Four detainees transferred from Guantanamo prison camp to Iraq could eventually face trial in a local court, the country's top judicial official said on Wednesday.
Safaaeddine al-Safi, Iraq's acting justice minister, said that the four Iraqis held for years at the U.S. prison camp on Cuba had been returned to Iraqi custody in early February and were being interrogated by security officials.
"After a preliminary investigation by one of the security services and under supervision of an investigative judge, the judge has decided to extend their detention by 15 (more) days in order to complete the investigation," Safi told Reuters.
"After concluding the interrogation, Iraqi courts will decide if they will go to trial for any crimes they have committed or if they will be released if no charges are approved," he said.
He declined to say who exactly was interrogating the men and where they were being held.

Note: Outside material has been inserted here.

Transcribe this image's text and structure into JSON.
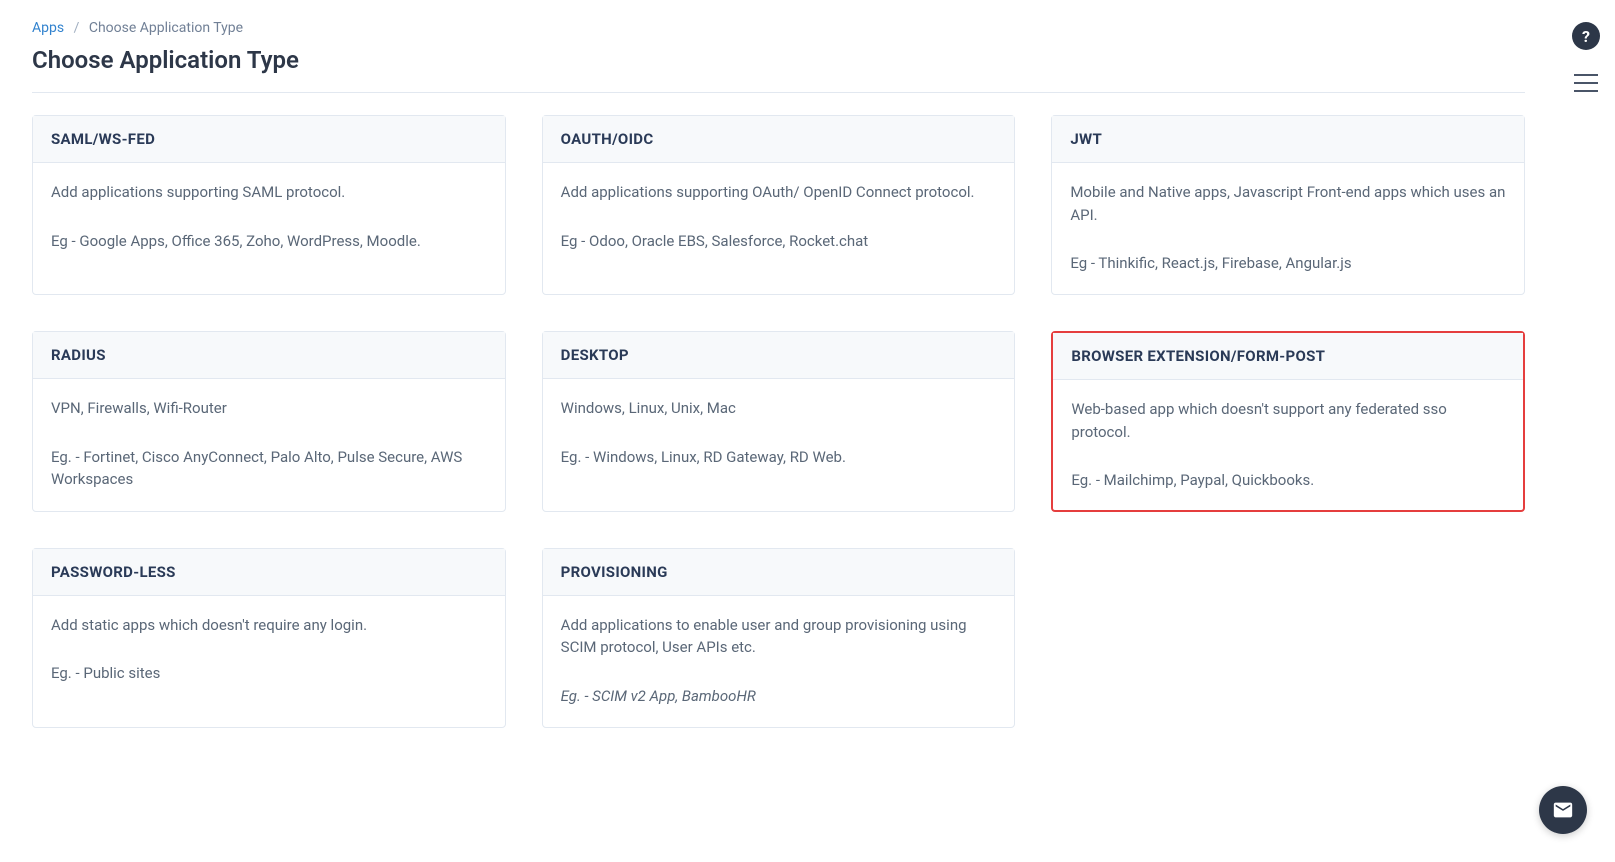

According to the U.S. government, the men were transferred on Jan. 17 to Iraqi government custody after years in Guantanamo, the prison camp set up under former U.S. President George W. Bush after the Sept. 11 attacks.
The fate of prisoners from Guantanamo, deplored by rights groups and foreign governments as a violation of international legal standards, is under the spotlight after President Barack Obama's promise to shut down the facility within a year.
U.S. officials are still deciding what will happen to prisoners who are not repatriated or sent to third countries.
Lawyers for two of the Iraqis, both of whom were alleged by the United States to have been associated with the Taliban in Afghanistan or Pakistan, expressed concern about their clients after they were unable to track them down for weeks.
But Safi said that the prisoners' families had been notified of their arrival in Iraq and said the Human Rights Ministry would have access shortly to the prisoners.